UPDATE: Senate Bill 29 has since been set again on the House Calendar for Monday, May 20th.
Despite having the support of over 90 percent of Texans, Republican Party of Texas priority legislation to ban taxpayer-funded lobbying received a potentially fatal blow in the Texas House on Friday morning.
Senate Bill 29 by State Sen. Bob Hall (R–Edgewood), which would bar the practice of governments from using taxpayer dollars to higher lobbyists who often work against taxpayers in the Texas Capitol, was passed by the state Senate last month. At the same time, legislation filed in the House by State Rep. Mayes Middleton (R–Wallisville) languished in the Calendars Committee, never being scheduled for a vote.
Conservatives had renewed hope for the bill, however, when the Senate’s version of the bill was scheduled for a vote in the House on Friday.

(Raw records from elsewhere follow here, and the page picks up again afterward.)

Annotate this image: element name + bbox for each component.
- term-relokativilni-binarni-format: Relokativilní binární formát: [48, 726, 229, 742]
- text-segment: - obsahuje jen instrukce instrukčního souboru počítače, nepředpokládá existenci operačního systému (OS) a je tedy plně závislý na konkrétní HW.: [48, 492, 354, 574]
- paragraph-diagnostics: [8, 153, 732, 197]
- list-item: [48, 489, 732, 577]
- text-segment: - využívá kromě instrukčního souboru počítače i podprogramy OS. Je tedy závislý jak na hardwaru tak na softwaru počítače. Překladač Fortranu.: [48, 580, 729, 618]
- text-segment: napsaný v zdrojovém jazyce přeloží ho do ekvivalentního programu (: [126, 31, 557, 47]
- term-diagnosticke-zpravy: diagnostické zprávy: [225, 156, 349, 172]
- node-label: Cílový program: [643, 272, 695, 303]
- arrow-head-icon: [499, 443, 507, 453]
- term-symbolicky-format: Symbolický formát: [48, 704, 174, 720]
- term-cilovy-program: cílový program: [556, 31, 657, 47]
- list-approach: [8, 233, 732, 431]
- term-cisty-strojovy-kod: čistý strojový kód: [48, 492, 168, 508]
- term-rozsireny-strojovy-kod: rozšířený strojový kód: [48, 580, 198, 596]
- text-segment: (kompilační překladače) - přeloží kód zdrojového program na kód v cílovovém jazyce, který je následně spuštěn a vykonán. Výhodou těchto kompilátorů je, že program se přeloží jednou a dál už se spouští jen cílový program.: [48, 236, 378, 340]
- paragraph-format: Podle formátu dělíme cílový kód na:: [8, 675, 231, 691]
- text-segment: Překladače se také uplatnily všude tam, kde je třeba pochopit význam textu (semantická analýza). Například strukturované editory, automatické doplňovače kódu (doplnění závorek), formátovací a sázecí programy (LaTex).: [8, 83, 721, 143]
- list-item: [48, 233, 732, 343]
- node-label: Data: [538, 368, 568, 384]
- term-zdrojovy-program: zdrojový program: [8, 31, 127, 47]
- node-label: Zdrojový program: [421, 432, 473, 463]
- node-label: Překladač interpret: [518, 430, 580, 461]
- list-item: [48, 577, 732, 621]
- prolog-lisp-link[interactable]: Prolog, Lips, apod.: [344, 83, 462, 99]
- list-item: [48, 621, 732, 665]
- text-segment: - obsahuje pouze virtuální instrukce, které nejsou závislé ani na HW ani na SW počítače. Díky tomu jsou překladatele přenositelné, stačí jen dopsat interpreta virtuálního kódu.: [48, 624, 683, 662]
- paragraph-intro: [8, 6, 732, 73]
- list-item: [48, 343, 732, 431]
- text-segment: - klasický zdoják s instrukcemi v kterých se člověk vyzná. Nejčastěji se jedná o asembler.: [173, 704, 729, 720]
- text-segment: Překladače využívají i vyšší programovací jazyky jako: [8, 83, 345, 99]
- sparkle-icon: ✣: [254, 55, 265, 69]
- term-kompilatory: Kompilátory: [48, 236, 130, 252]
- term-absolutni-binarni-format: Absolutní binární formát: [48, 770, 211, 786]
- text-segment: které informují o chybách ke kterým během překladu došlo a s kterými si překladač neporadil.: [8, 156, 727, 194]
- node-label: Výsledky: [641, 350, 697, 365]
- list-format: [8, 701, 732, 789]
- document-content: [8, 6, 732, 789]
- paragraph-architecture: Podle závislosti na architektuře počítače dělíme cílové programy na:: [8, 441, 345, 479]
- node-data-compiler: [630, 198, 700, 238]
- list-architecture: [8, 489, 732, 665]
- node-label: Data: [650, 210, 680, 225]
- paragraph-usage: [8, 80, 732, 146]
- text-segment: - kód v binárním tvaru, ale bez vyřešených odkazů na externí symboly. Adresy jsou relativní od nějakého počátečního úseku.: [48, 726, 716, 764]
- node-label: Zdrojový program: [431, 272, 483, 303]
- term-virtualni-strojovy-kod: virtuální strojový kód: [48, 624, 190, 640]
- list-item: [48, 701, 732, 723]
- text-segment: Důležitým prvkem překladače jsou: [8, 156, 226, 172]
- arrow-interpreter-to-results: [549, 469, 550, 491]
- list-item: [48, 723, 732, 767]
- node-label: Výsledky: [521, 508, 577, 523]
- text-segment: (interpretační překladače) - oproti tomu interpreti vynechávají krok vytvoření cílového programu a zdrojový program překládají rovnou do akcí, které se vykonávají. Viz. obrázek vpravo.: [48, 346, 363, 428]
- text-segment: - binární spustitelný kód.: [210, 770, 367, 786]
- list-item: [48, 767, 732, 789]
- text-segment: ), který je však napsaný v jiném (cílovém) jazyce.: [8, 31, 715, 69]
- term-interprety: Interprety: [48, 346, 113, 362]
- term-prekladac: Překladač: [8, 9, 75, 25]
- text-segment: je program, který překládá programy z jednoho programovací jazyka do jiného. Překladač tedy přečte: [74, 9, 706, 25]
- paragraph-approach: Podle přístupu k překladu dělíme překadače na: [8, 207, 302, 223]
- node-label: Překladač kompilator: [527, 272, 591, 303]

But shortly after the body gaveled in on Friday morning, State Rep. Dade Phelan (R–Beaumont) made a motion to take the bill off the calendar and send it back to the State Affairs Committee, which he chairs, reportedly in order to fix errors that could have enabled opponents to kill the bill on procedural grounds.
With Tuesday’s deadline for Senate bills to be passed by the House, the chances of the bill being moved out of committee, being placed on a calendar by Sunday (the deadline for bills to be placed on the calendar), and receiving a vote just got drastically more narrow.
Even if the bill is rushed through the committee process, if it is placed on Monday or Tuesday’s calendar, Democrats and those in opposition will have the opportunity to “chub” the bill, or slow-roll debate on other bills ahead of it in order to avoid reaching the bill by midnight.
If the House is to have a chance of actually hearing the bill, members of the State Affairs and Calendars committees will have to act fast.